Contrairement aux écoles primaires et secondaires où l’enseignement de tamazight reste « chaotique », selon ses acteurs, les départements de tamazight se portent mieux et arrivent à « former des diplômés compétents et à faire de la recherche », selon le Dr Djellaoui Mohamed.

Il existe quatre départements de langues et cultures Amazighes en Algérie. Celui de Tizi-Ouzou compte environ 2700 étudiants, selon M. Salhi, enseignant du département. À Bouira, 700 étudiants sont en licence et master en langue et culture amazighes alors que le département de Batna compte environ 1400 étudiants. Nous n’avons pas pu obtenir les chiffres du département de Béjaïa.

L’enseignement de tamazight se fait depuis quelques années dans le cadre du système LMD. À Bouira, comme à Tizi-Ouzou, plusieurs doctorants sont en train de parachever leurs thèses. À Batna, des doctorats seront lancés l’année prochaine, d’après M. Nahali.

« Labo cartable » et manque d’effectifs

Même si l’enseignement de tamazight dans les universités se porte plutôt bien selon les enseignants contactés par TSA, il n’en demeure pas moins que les quatre départements souffrent de manque de moyens. M. Djellaoui parle même de « Labo cartable », pour désigner le laboratoire de recherche en langue et culture amazighes ouvert au sein de l’Université de Bouira, mais qui reste une coquille vide, faute de moyens.

Le manque d’effectif est aussi pointé du doigt par le Dr Djellaoui qui regrette que son département ne dispose que de 16 enseignants permanents.

Pour M. Nahali, les problèmes dont souffrent les DLCA concernent aussi les autres filières et ne sont pas spécifiques à l’enseignement universitaire de tamazight.

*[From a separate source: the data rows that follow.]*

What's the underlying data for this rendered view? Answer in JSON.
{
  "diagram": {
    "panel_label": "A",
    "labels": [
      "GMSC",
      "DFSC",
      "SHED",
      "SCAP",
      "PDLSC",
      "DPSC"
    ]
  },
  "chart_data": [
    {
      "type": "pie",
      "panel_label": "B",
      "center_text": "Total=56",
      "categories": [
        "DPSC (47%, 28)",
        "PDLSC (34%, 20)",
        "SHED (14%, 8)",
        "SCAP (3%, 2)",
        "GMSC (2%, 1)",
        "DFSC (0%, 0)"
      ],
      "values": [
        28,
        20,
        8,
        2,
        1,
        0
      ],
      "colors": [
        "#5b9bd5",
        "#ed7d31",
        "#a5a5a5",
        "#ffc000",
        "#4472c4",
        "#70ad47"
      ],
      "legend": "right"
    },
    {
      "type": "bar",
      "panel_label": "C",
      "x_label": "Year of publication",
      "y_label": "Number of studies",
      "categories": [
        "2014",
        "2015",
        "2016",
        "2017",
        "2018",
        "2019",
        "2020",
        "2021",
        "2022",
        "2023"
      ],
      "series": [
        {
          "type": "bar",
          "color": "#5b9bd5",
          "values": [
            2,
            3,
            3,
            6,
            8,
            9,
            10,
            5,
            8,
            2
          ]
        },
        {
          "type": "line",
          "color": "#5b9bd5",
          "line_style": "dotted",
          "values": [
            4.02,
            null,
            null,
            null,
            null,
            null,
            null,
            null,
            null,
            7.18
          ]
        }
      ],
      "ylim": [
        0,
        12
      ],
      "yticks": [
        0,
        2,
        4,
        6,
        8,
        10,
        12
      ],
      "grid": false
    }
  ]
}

Pour lui, le problème le plus urgent est la normalisation de tamazight, qui permettrait selon lui, « d’unifier et d’harmoniser l’enseignement de tamazight dans toutes les universités et écoles du pays ».

Cette normalisation est retardée par la lenteur de la mise en place de deux institutions scientifiques, l’Académie amazighe, prévue par la Constitution depuis 2016 et le centre national de recherche en langue et culture amazighes, dont le bâtiment est déjà construit mais qui reste inactif, d’après M. Salhi.